Classification of Kidney
Cancer
The same nine algorithms
were trained based on the validation of LOPOCV to classify different
subtypes of kidney cancer tissues through entire spectral information
and VAE-encoded data in latent space, respectively. Table represents the classification
results of nine models on VAE-encoded spectral data of kidney cancer.
It shows that Gaussian NB achieves the best performance among the
nine classification algorithms, with a differentiation accuracy of
81.4% and an AUC value of 0.835. In addition, the classification of
the data using VAE after dimensionality reduction is generally better
compared with the results obtained using the entire spectral information
(Table S3). Figure d shows the classification effect of the
RF, which achieves the best performance based on the entire spectral
information on the test set. The two axes represent the probability
that the spectral data belong to the two subtypes calculated by RF.

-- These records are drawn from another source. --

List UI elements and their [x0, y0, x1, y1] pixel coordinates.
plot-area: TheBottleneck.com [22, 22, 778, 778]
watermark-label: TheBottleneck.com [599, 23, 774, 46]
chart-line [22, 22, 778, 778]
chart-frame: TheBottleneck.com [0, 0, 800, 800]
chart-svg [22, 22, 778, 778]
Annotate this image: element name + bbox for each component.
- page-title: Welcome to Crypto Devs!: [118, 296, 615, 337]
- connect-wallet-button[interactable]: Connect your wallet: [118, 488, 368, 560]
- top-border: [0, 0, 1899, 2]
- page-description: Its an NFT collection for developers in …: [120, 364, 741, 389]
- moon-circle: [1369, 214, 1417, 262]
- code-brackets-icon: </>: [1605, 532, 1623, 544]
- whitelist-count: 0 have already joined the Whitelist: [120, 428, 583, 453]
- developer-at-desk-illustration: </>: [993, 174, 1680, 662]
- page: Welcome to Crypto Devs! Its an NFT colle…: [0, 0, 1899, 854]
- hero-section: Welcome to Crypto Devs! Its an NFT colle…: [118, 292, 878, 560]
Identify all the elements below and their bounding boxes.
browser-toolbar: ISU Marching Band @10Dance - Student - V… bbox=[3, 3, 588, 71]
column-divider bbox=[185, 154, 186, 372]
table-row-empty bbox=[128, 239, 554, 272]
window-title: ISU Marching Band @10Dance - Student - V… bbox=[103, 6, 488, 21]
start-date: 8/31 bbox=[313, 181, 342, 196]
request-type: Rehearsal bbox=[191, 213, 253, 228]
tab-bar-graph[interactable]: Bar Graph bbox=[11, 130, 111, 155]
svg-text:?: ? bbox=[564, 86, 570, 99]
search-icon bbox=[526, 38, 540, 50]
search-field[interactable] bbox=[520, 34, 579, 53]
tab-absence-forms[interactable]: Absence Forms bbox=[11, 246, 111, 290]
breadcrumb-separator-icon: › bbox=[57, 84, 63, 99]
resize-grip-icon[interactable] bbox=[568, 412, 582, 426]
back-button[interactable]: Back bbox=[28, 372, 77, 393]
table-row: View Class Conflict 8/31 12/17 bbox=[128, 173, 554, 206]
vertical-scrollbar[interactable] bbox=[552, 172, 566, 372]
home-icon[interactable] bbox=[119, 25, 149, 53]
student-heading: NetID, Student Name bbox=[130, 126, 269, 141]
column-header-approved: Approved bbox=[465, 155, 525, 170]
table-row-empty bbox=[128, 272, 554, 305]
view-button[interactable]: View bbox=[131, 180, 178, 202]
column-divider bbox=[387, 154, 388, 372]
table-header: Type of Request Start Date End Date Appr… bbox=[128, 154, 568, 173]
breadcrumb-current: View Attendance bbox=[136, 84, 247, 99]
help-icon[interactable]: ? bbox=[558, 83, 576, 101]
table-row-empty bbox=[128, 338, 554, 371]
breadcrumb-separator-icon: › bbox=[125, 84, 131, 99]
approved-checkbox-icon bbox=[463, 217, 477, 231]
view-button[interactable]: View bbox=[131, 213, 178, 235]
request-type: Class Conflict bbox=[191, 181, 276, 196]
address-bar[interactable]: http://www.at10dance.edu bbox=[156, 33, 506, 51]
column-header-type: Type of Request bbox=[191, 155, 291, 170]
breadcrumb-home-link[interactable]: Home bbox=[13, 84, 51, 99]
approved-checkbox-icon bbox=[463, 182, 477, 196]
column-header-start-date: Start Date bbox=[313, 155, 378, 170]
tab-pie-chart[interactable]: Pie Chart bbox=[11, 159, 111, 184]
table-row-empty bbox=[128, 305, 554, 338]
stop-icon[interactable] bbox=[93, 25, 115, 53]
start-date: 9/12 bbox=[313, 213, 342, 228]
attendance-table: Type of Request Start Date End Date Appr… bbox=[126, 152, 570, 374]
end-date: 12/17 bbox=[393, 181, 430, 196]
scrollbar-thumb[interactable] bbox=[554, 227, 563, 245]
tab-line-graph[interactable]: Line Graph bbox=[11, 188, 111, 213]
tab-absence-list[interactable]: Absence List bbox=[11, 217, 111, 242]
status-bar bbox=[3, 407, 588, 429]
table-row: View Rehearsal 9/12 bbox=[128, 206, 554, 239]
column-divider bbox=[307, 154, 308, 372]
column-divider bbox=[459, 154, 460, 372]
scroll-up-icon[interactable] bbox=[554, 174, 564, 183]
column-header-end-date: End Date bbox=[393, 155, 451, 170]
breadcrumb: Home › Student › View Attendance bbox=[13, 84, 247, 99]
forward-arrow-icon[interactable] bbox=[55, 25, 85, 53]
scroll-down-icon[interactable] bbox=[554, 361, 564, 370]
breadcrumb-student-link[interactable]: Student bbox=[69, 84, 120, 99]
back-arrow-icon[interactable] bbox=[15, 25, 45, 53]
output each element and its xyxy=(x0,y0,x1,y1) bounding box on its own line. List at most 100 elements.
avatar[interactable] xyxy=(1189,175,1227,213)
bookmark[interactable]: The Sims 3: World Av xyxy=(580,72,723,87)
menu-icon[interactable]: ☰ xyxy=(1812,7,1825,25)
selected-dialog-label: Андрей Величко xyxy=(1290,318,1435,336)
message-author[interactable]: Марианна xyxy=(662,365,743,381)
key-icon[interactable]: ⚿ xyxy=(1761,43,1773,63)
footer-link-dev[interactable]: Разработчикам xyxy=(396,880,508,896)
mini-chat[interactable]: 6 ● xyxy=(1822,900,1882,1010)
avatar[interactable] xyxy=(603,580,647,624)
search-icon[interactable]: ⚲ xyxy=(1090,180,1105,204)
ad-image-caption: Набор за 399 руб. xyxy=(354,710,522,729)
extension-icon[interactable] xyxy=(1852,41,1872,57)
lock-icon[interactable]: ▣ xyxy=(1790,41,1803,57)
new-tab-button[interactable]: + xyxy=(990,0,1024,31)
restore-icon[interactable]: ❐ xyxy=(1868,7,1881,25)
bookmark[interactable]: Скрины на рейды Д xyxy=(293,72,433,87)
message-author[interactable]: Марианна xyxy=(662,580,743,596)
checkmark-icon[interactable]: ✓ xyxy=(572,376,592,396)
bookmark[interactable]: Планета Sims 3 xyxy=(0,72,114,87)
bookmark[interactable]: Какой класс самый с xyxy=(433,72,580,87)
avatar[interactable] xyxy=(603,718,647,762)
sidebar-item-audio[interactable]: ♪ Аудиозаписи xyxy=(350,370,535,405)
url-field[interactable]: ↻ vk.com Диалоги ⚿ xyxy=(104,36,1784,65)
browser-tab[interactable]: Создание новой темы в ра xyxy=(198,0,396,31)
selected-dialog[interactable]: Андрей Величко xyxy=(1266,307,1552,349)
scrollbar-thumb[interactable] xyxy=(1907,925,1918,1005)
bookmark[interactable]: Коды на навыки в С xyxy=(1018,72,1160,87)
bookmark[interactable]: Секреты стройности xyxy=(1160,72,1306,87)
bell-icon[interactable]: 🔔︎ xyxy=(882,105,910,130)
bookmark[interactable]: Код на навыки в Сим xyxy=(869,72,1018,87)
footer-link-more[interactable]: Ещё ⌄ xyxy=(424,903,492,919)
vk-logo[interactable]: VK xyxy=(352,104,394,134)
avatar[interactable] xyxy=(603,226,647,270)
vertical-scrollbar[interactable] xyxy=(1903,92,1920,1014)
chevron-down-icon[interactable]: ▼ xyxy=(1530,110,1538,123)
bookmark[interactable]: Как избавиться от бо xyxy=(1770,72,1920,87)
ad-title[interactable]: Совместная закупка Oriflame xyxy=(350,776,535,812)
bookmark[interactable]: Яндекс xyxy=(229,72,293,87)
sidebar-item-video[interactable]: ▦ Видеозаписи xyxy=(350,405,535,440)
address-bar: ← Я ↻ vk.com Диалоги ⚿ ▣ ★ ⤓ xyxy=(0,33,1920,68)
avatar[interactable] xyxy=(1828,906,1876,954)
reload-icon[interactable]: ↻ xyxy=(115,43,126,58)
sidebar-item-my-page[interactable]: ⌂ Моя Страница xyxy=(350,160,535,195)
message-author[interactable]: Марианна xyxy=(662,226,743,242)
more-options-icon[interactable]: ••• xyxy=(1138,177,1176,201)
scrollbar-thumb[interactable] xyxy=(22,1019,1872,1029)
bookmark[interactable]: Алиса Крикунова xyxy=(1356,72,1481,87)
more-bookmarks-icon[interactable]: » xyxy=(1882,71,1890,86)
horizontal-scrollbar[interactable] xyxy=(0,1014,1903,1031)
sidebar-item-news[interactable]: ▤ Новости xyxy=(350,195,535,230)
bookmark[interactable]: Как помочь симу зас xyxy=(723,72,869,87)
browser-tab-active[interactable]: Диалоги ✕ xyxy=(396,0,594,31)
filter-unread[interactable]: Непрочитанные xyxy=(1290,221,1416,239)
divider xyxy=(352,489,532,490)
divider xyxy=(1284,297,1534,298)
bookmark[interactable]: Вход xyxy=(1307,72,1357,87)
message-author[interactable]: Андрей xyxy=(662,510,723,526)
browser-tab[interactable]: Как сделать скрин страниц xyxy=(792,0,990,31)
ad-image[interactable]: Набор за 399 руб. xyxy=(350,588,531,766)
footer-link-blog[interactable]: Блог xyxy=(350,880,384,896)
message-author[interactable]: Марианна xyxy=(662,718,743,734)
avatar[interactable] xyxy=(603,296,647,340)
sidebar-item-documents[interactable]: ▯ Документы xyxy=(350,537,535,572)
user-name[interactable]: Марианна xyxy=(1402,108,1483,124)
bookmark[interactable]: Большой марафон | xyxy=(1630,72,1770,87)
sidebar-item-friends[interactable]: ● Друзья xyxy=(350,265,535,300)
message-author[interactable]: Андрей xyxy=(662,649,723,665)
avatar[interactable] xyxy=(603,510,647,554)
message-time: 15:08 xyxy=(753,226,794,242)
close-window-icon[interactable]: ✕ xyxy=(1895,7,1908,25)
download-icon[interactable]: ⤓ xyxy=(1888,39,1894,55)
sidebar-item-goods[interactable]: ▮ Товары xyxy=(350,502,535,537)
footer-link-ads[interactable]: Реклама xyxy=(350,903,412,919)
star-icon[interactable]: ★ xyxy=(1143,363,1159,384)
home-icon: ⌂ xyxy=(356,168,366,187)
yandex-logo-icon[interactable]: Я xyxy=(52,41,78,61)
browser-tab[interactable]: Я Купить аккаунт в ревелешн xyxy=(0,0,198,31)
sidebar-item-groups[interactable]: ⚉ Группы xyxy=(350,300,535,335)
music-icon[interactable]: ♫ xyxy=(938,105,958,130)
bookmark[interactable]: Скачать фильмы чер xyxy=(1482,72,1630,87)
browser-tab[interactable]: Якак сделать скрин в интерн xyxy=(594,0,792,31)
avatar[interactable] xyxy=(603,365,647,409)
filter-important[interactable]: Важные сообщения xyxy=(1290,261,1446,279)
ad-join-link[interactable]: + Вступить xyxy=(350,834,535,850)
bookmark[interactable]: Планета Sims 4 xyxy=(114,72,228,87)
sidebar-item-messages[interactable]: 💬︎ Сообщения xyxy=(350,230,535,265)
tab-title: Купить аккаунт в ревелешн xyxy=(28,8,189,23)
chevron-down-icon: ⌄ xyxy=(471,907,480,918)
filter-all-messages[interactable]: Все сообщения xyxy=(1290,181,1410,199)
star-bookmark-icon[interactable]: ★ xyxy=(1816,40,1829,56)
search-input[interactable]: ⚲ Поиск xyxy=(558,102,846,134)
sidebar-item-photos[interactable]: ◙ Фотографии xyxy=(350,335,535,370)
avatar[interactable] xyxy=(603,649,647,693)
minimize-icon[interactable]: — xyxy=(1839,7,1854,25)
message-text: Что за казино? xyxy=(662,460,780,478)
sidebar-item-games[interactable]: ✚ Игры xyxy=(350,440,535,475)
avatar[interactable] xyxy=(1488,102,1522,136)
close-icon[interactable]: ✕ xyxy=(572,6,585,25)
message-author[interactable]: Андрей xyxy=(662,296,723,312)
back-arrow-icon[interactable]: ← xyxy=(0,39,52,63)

The results demonstrated that the split between the data of the two
subtypes was not apparent. We also compared the ROC curves of RF and
Gaussian NB based on both the entire spectral information and VAE-encoded
data (Figure e). The
ROC curves of the Gaussian NB classifier based on the VAE-encoded
data are significantly better than those of the other three classifiers,
indicating that VAE could significantly improve classification performance
with the help of Gaussian NB. Thus, it demonstrates that VAE performs
effective information purification and noise reduction for the spectra
of kidney cancer. At the same time, the accuracy of up to 81.4% proves
that Raman spectroscopy combined with VAE is an effective tool for
in vitro biopsy of subtypes of kidney cancer, therefore aiding the
surgeon in designing the surgical plan.
Table 3
Classification
Results of Nine Models
on VAE-Encoded Data of Kidney Cancer Spectra
model
LOPOCV (%)
accuracy
(%)
AUC
Gaussian NB
82.7
81.4
0.835
LDA
80.6
80.2
0.823
LR
79.3
78.9
0.795
MLP
79.2
78.4
0.806
SVM (RBF)
79.2
78.7
0.793
KNN
79.1
77.6
0.785
SVM (linear)
78.5
76.4
0.777
RF
78.5
77.3
0.783
Ada
73.4
72.6
0.747
Conclusions
In summary, we developed
an analysis technique based on the label-free
Raman spectroscopy to identify tumor subtypes. We applied an autoencoder
network of VAE to attenuate the effects of high feature dimensionality
and noise. VAE downscales Raman spectral data in high-dimensional
space to a low-dimensional space (only two dimensions) and maintains
the Gaussian distribution in the latter. The low-dimensional information
in the latent space of VAE makes it impossible to store randomly occurring
noise information for noise reduction purposes. Among nine types of
machine learning algorithms combined with VAE, Gaussian NB achieved
the best performance to classify the cell data from three subtypes
of NSCLC and the tissue data from two subtypes of kidney cancer. In
contrast to the conventional SVM algorithms, Gaussian NB improves
the classification accuracy from 83.3 to 89.6% at the cellular level
and from 77.5 to 81.4% at the tissue level. These results suggest
that the analysis of Raman spectra using the VAE-combined machine
learning algorithms can assist physicians in making rapid, noninvasive,
and more accurate discrimination of the subtypes of cancer cells and
tissues. It is of great significance for both the development of surgical
plans and postoperative drug administration.